There are no data available concerning the concentration of ethylene glycol monophenyl ether or other G compounds in brain tissue after exposure. Therefore, the dose-response data determined in the present investigation can hardly be related to the neurotoxic symptom described by Morton (1990). In general, GE neurotoxicity is dependent on many factors, including species, age, dose, and route of administration. Ahmed and co- workers showed in animal experiments that ethylene glycol monomethyl ether and/or its metabolites could rapidly cross the blood-brain barrier at an early time period after treatment, but a considerable amount was eliminated 24 h after treatment (Ahmed et al. 1983) From the case report above one can conclude that ethylene glycol monophenyl ether also enters the brain tissue and, during longer periods of exposition, may reach concentrations, which are able to impair brain function. This may be to block NMDA-dependent synaptic transmission.

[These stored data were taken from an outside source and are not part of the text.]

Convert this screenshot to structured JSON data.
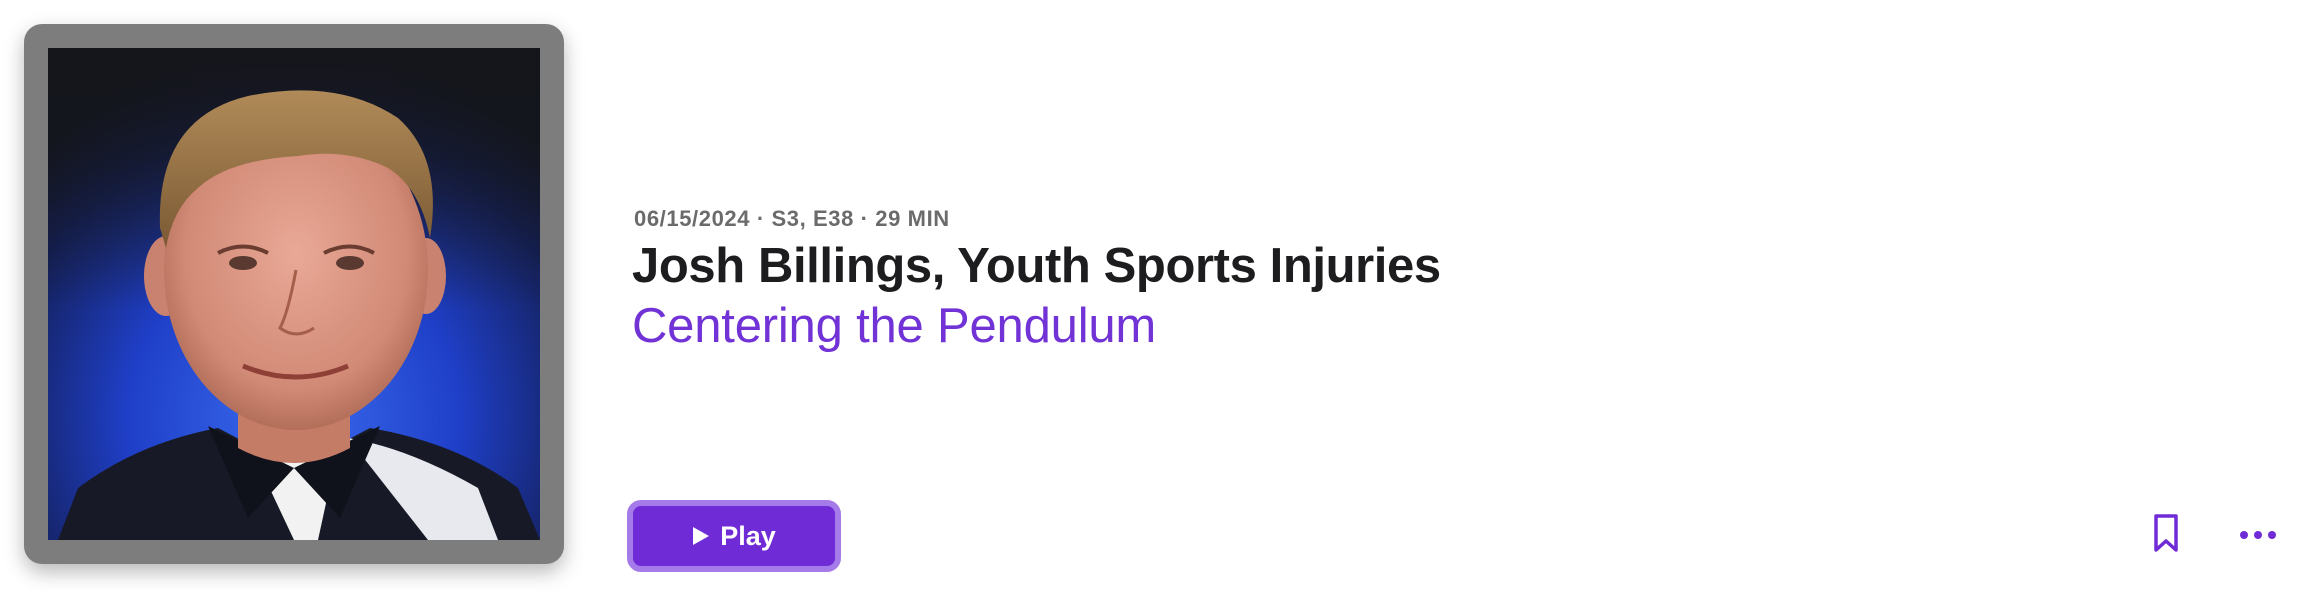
{
  "episode": {
    "meta": "06/15/2024 · S3, E38 · 29 MIN",
    "title": "Josh Billings, Youth Sports Injuries",
    "show_name": "Centering the Pendulum"
  },
  "actions": {
    "play_label": "Play",
    "bookmark_icon": "bookmark-icon",
    "more_icon": "ellipsis-icon"
  },
  "colors": {
    "accent": "#6e2bd6",
    "accent_border": "#a57ae9",
    "title": "#1d1d1f",
    "meta": "#6b6b6b",
    "artwork_frame": "#7d7d7d"
  }
}
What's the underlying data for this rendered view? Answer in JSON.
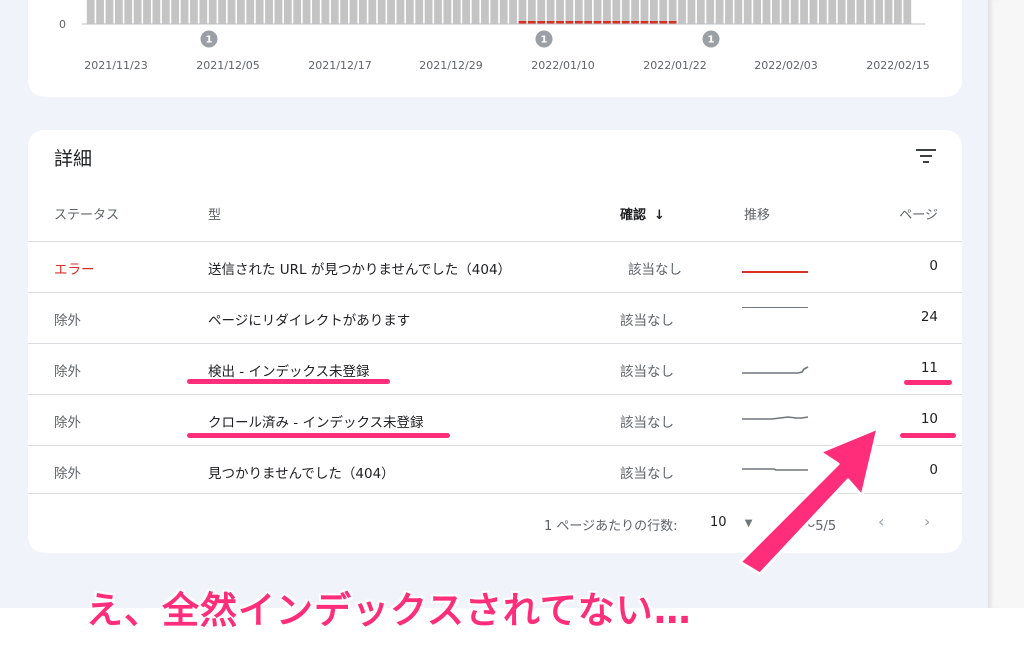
{
  "chart": {
    "y_zero_label": "0",
    "x_ticks": [
      "2021/11/23",
      "2021/12/05",
      "2021/12/17",
      "2021/12/29",
      "2022/01/10",
      "2022/01/22",
      "2022/02/03",
      "2022/02/15"
    ],
    "annotations": [
      "1",
      "1",
      "1"
    ],
    "colors": {
      "bar": "#c4c4c4",
      "highlight": "#d93025"
    }
  },
  "details": {
    "title": "詳細",
    "headers": {
      "status": "ステータス",
      "type": "型",
      "validation": "確認",
      "trend": "推移",
      "pages": "ページ"
    },
    "rows": [
      {
        "status": "エラー",
        "type": "送信された URL が見つかりませんでした（404）",
        "validation": "該当なし",
        "pages": "0"
      },
      {
        "status": "除外",
        "type": "ページにリダイレクトがあります",
        "validation": "該当なし",
        "pages": "24"
      },
      {
        "status": "除外",
        "type": "検出 - インデックス未登録",
        "validation": "該当なし",
        "pages": "11"
      },
      {
        "status": "除外",
        "type": "クロール済み - インデックス未登録",
        "validation": "該当なし",
        "pages": "10"
      },
      {
        "status": "除外",
        "type": "見つかりませんでした（404）",
        "validation": "該当なし",
        "pages": "0"
      }
    ],
    "pagination": {
      "rows_per_page_label": "1 ページあたりの行数:",
      "rows_per_page_value": "10",
      "range": "1〜5/5"
    },
    "colors": {
      "error": "#d93025",
      "neutral": "#5f6368"
    }
  },
  "annotation": {
    "caption": "え、全然インデックスされてない…",
    "color": "#ff2d7a"
  }
}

It could not be excluded that, besides 2-phenoxyeth anol, metabolites of this substance are responsible for the neurotoxic effects, since all GE undergo extensive in vivo metabolism. Alkoxyacetic acid metabolites appear to be also responsible for the toxic effects of several GE in vivo (Bartnick et al. 1987; Foster et al. 1984; Ghan ayem et al. 1987; McGregor et al. 1983; Moss et al 1985). It is possible that other metabolites of the different GE compounds have special effects on the metabolism of neurons or glial cells, which are in many aspects different to that of oocytes. However, the data presented in this study indicate that not only GE metabolites but also parent molecules may be responsible for neurotoxic effects. In addition, it has been taken into account that metabolites of other GE parent compounds, found not to be effective in the present study may also exert effects on excitatory or inhibitory receptors. In summary, 2-phenoxyethanol has been show to counteract the effects of NMDA. This could provide basis for explanation of neurotoxic signs described in the literature. Nevertheless, the effects of metabolites of 2-phenoxyethanol, especially phenoxyacetic acid, on glutamate receptors need to be further investigated.